Jon Blackwood, Gray’s School of Art, Robert Gordon University

The Incarceration of the Imagination: Political Prisoners and Political Violence in Contemporary Belarus

Belarus, described in the past as “the last dictatorship in Europe”, has been in the grip of a political crisis since the onset of the coronavirus pandemic in the spring of 2020.

This paper charts the visualisation of political violence and the incarceration of pro-democracy protestors and activists in Belarus.
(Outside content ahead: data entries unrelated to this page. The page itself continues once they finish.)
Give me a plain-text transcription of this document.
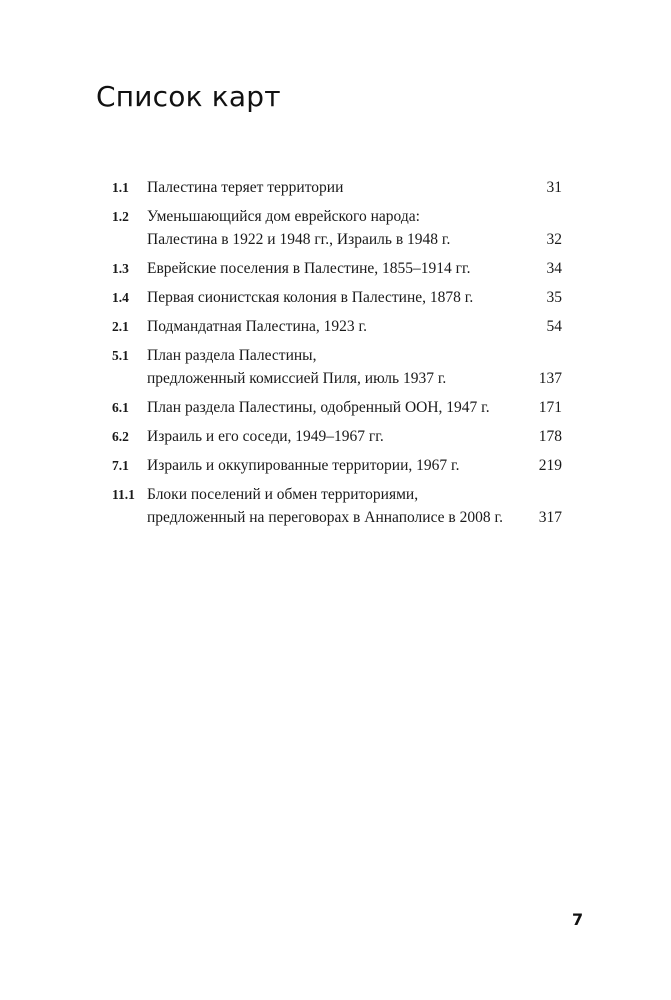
Список карт
1.1	Палестина теряет территории	31
1.2	Уменьшающийся дом еврейского народа:
Палестина в 1922 и 1948 гг., Израиль в 1948 г.	32
1.3	Еврейские поселения в Палестине, 1855–1914 гг.	34
1.4	Первая сионистская колония в Палестине, 1878 г.	35
2.1	Подмандатная Палестина, 1923 г.	54
5.1	План раздела Палестины,
предложенный комиссией Пиля, июль 1937 г.	137
6.1	План раздела Палестины, одобренный ООН, 1947 г.	171
6.2	Израиль и его соседи, 1949–1967 гг.	178
7.1	Израиль и оккупированные территории, 1967 г.	219
11.1 Блоки поселений и обмен территориями,
предложенный на переговорах в Аннаполисе в 2008 г.	317
7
We consider the role that imagery has played in documenting the violent application of state power to individual bodies, through documentary photography, digital manipulation of historical imagery, and the incarceration of art objects (the “Belgazprombank” collection).

There will also be analysis of images by and of political prisoners in Belarus as a vital part of pro-democracy campaigning. Currently there are 1,469 political prisoners in the country. We will show that contemporary art is buffeted by the frictions between the dictator Aleksandar Lukashenko’s pro-Russian orientation, based on a re-purposing of Soviet era imagery and conventions, and the more Western oriented political imaginaries of the opposition.

In the second part of the paper, the focus will switch to the multi-disciplinary artist Ales Pushkin (1965-2023), who died in Grodno prison last July. We will analyse critically, the main consequences and functions of imagery made by a prisoner serving a politically motivated sentence. Looking carefully at Pushkin’s career-long “dissident” status, we look at how he invoked and provoked the law in his career. The paper will also consider carefully the attempts he made to establish a prison art school (Turma), and drawings made by Pushkin in his last prison term.